Sunday, April 25, 2010

China Real Estate

by Bill McBride on 4/25/2010 09:08:00 PM

First - here is the weekly summary and a look ahead ...

From David Pierson at the LA Times: In China, real estate fever is rising

Hundreds of miles inland from the booming real estate markets of Beijing and Shanghai, an unlikely property fever is gripping this middling industrial outpost.
...
Taxi drivers boast of owning multiple flats for investment. Billboards hawk developments with names such as Villa Glorious and Rich Country. Frenzied crowds pack sales events with bags of cash, buying units that exist only on blueprints. Average home values in Hefei soared 50% last year.
...
"No one had any idea real estate would get this hot here," said Huang Qingyuan, a sales agent for one of Hefei's most expensive housing estates — they go for about $120,000 per apartment.

While pricey by local standards, that's still a fraction of what homes cost in the capital.
And on speculators:
[In a building that is sold out, Guo Hongbing, a marketing consultant for several developers] was interested in estimating how many were left empty by investors. His unscientific method? Looking for curtains.

"See, less than half that building is occupied," he said, pointing to one block with several bare windows. "These speculators want to buy as many possible."
A few key points:

  • In China, apartments are sold as bare walls. There is a thriving industry of companies that finish apartments after they are bought.

  • As the LA Times article mentions, investors have few alternatives. There are no property taxes, and I believe no capital gains taxes. So investors buy properties and are willing to just let them sit empty.

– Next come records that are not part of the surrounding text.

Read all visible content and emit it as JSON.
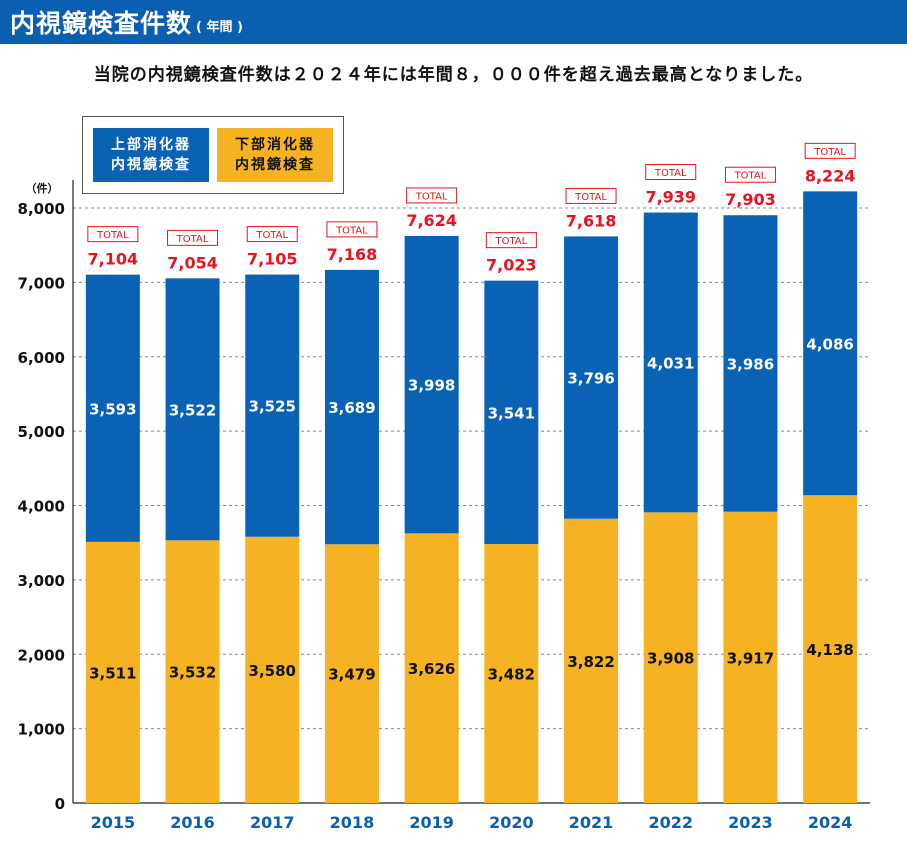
{
  "header": {
    "title": "内視鏡検査件数",
    "title_unit": "( 年間 )"
  },
  "subtitle": "当院の内視鏡検査件数は２０２４年には年間８，０００件を超え過去最高となりました。",
  "legend": {
    "upper_line1": "上部消化器",
    "upper_line2": "内視鏡検査",
    "lower_line1": "下部消化器",
    "lower_line2": "内視鏡検査"
  },
  "colors": {
    "title_bar": "#0a5fb0",
    "upper": "#0a62b4",
    "lower": "#f5b323",
    "total_text": "#e8131c",
    "year_text": "#0a5fb0"
  },
  "chart_data": {
    "type": "bar",
    "stacked": true,
    "ylabel": "（件）",
    "ylim": [
      0,
      8000
    ],
    "yticks": [
      0,
      1000,
      2000,
      3000,
      4000,
      5000,
      6000,
      7000,
      8000
    ],
    "ytick_labels": [
      "0",
      "1,000",
      "2,000",
      "3,000",
      "4,000",
      "5,000",
      "6,000",
      "7,000",
      "8,000"
    ],
    "grid": "horizontal-dashed",
    "legend_position": "top-left",
    "total_tag": "TOTAL",
    "categories": [
      "2015",
      "2016",
      "2017",
      "2018",
      "2019",
      "2020",
      "2021",
      "2022",
      "2023",
      "2024"
    ],
    "series": [
      {
        "name": "下部消化器内視鏡検査",
        "values": [
          3511,
          3532,
          3580,
          3479,
          3626,
          3482,
          3822,
          3908,
          3917,
          4138
        ],
        "labels": [
          "3,511",
          "3,532",
          "3,580",
          "3,479",
          "3,626",
          "3,482",
          "3,822",
          "3,908",
          "3,917",
          "4,138"
        ]
      },
      {
        "name": "上部消化器内視鏡検査",
        "values": [
          3593,
          3522,
          3525,
          3689,
          3998,
          3541,
          3796,
          4031,
          3986,
          4086
        ],
        "labels": [
          "3,593",
          "3,522",
          "3,525",
          "3,689",
          "3,998",
          "3,541",
          "3,796",
          "4,031",
          "3,986",
          "4,086"
        ]
      }
    ],
    "totals": [
      7104,
      7054,
      7105,
      7168,
      7624,
      7023,
      7618,
      7939,
      7903,
      8224
    ],
    "total_labels": [
      "7,104",
      "7,054",
      "7,105",
      "7,168",
      "7,624",
      "7,023",
      "7,618",
      "7,939",
      "7,903",
      "8,224"
    ]
  }
}
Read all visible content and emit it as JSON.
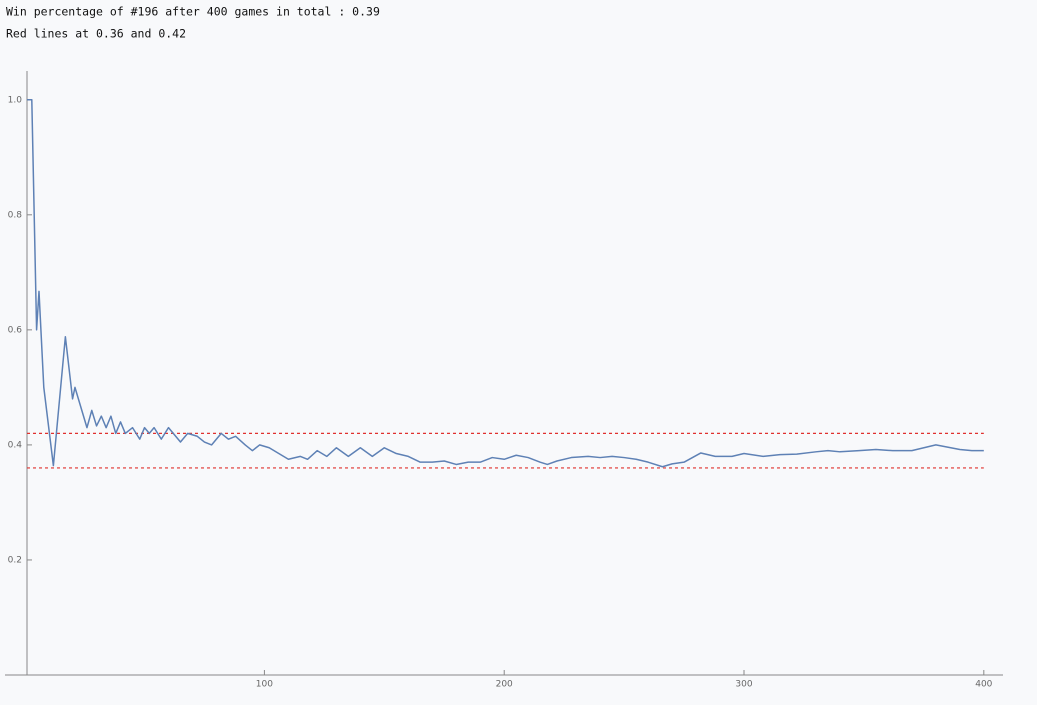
{
  "chart_data": {
    "type": "line",
    "title": "Win percentage of #196 after 400 games in total : 0.39",
    "subtitle": "Red lines at 0.36 and 0.42",
    "x": [
      1,
      2,
      3,
      5,
      6,
      8,
      12,
      17,
      20,
      21,
      26,
      28,
      30,
      32,
      34,
      36,
      38,
      40,
      42,
      45,
      48,
      50,
      52,
      54,
      57,
      60,
      62,
      65,
      68,
      72,
      75,
      78,
      82,
      85,
      88,
      92,
      95,
      98,
      102,
      106,
      110,
      115,
      118,
      122,
      126,
      130,
      135,
      140,
      145,
      150,
      155,
      160,
      165,
      170,
      175,
      180,
      185,
      190,
      195,
      200,
      205,
      210,
      215,
      218,
      222,
      228,
      235,
      240,
      245,
      250,
      255,
      260,
      266,
      270,
      275,
      282,
      288,
      295,
      300,
      308,
      315,
      322,
      330,
      335,
      340,
      348,
      355,
      362,
      370,
      380,
      390,
      395,
      400
    ],
    "series": [
      {
        "name": "Win percentage",
        "color": "#5e81b5",
        "values": [
          1,
          1,
          1,
          0.6,
          0.667,
          0.5,
          0.364,
          0.588,
          0.48,
          0.5,
          0.43,
          0.46,
          0.433,
          0.45,
          0.43,
          0.45,
          0.42,
          0.44,
          0.42,
          0.43,
          0.41,
          0.43,
          0.42,
          0.43,
          0.41,
          0.43,
          0.42,
          0.405,
          0.42,
          0.415,
          0.405,
          0.4,
          0.42,
          0.41,
          0.415,
          0.4,
          0.39,
          0.4,
          0.395,
          0.385,
          0.375,
          0.38,
          0.375,
          0.39,
          0.38,
          0.395,
          0.38,
          0.395,
          0.38,
          0.395,
          0.385,
          0.38,
          0.37,
          0.37,
          0.372,
          0.366,
          0.37,
          0.37,
          0.378,
          0.375,
          0.382,
          0.378,
          0.37,
          0.366,
          0.372,
          0.378,
          0.38,
          0.378,
          0.38,
          0.378,
          0.375,
          0.37,
          0.362,
          0.367,
          0.37,
          0.386,
          0.38,
          0.38,
          0.385,
          0.38,
          0.383,
          0.384,
          0.388,
          0.39,
          0.388,
          0.39,
          0.392,
          0.39,
          0.39,
          0.4,
          0.392,
          0.39,
          0.39
        ]
      }
    ],
    "reference_lines": [
      {
        "value": 0.36,
        "color": "#e0312e"
      },
      {
        "value": 0.42,
        "color": "#e0312e"
      }
    ],
    "xlim": [
      1,
      408
    ],
    "ylim": [
      0,
      1.05
    ],
    "xticks": [
      100,
      200,
      300,
      400
    ],
    "yticks": [
      0.2,
      0.4,
      0.6,
      0.8,
      {
        "value": 1,
        "label": "1.0"
      }
    ]
  }
}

    Of course the rules could change. From Esther Fund at the WSJ: China Considers U.S.-Style Property Tax
    China is considering introducing new or higher taxes on real estate, possibly even a U.S.-style property tax, which would mark a significant escalation of its struggle to cool down a booming property market now widely being described as a bubble.

    How authorities handle any kind of property tax—the prospect of which is fiercely opposed by some property developers—will have significant implications for China's economy ...
    This is different than the loose credit driven bubble in the U.S. Per my friend Michael in China:
    The majority of homes in China are purchased with down payments between 30-40%, which is required by the banks, and nearly 25% of homes are purchased with all cash. Only those qualifying for low-cost housing can purchase a home with a minimum down payment as low as 20%.
    If anything the lending is stricter now. But this property tax proposal (or something similar) could have a real impact.